A second reason Republicans do not fear embracing sequestration is that like going over the Fiscal Cliff, defaulting on the debt, or shutting down the government (all avoided in the 112th Congress only because House Democrats provided the votes when Boehner couldn’t), sequestration “proves” that government does not work. And nothing is closer to the Tea Party’s heart than demonstrating the inability of the federal government to avoid a manufactured crisis. So employing an Orwellian motif, failure equals success, by heightening public disgust and cynicism, thereby undermining the credibility of those who favor greater government action, be that spending, raising revenues, regulation or whatever.
Congress always likes to play close to the edge. The most exciting period in any session is the last night or two when increasingly angry, determined or frantic legislators clash with their colleagues to construct the passable compromise before the clock runs out. And in the past, usually they found that middle ground (or that set of trade-offs), because that is the nature of the process: the cliff heightened the game, but no sane person wanted to plunge over. Not so the lemming-like Tea Party Republicans. For them, running close to the edge is not a maneuver, it is warming up. Plunging over the cliff, with whatever consequences, is an accomplishment because they know few critics will distinguish between those with their lead foot on the accelerator and those frantically grabbing or the wheel to steer back towards reason.

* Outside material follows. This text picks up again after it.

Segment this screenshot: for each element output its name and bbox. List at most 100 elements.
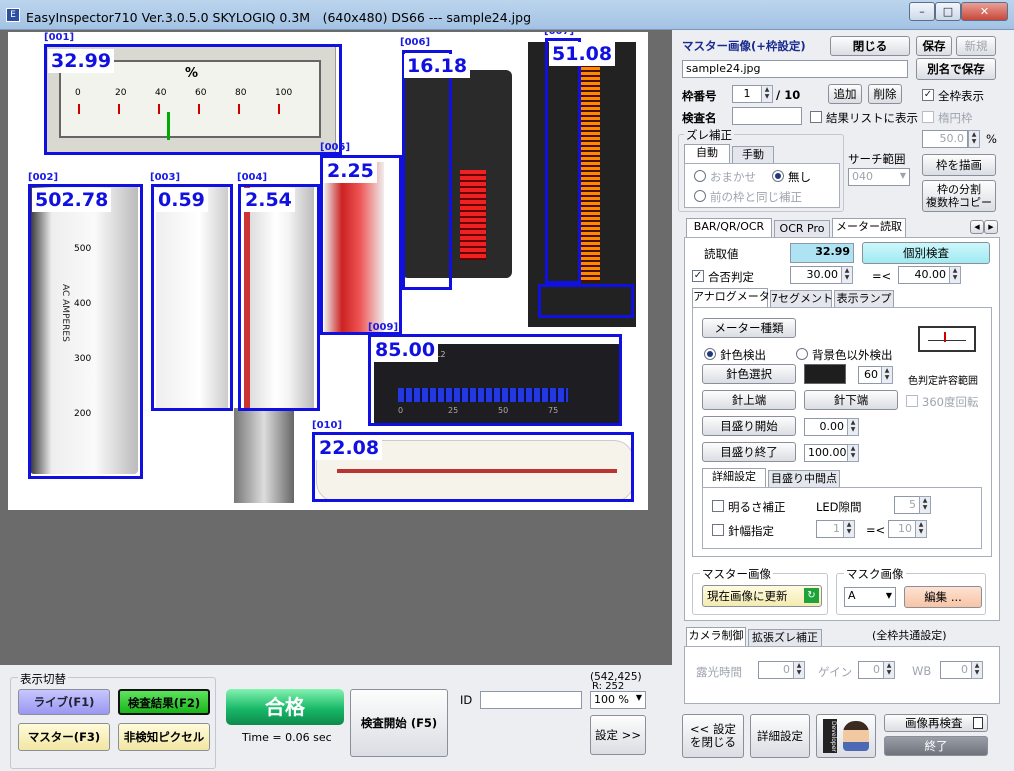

While Democrats have been nearly uniform in their desire to avoid sequestration, some may be willing to take a wait and see attitude for two reasons. First, many low-income programs are protected from sequestration and will not have to absorb punishing cuts. (Yes, Social Security Administration salaries will be impacted, but not benefits, and seniors do not typically rise up in arms because the pay of office workers is docked.) Second, sequestration imposes cuts in military spending that many liberals have advocated for a half century. And sequestration does not require liberals to give up a dime in entitlement benefits or risk low-income programs to secure tens of billions in Defense Department cuts.
So is the impact of sequestration being hyped for political benefit? No, there are genuine reasons for concern, though the massive impact might take a while to manifest itself. And that is why despite all the finger-pointing and rhetoric, it is more likely that we will live with sequestration for a while and assess its real impacts before rushing to fix it. Polling suggests President Obama and congressional Democrats have won the message war; the public is likely to blame Republicans by an 18 point margin if damaging effects are felt from unleashing sequestration. Now what remains to be seen how damaging the impacts are after Friday and whether Republicans are motivated to revisit their opposition to a balanced alternative to indiscriminate across-the-board cuts.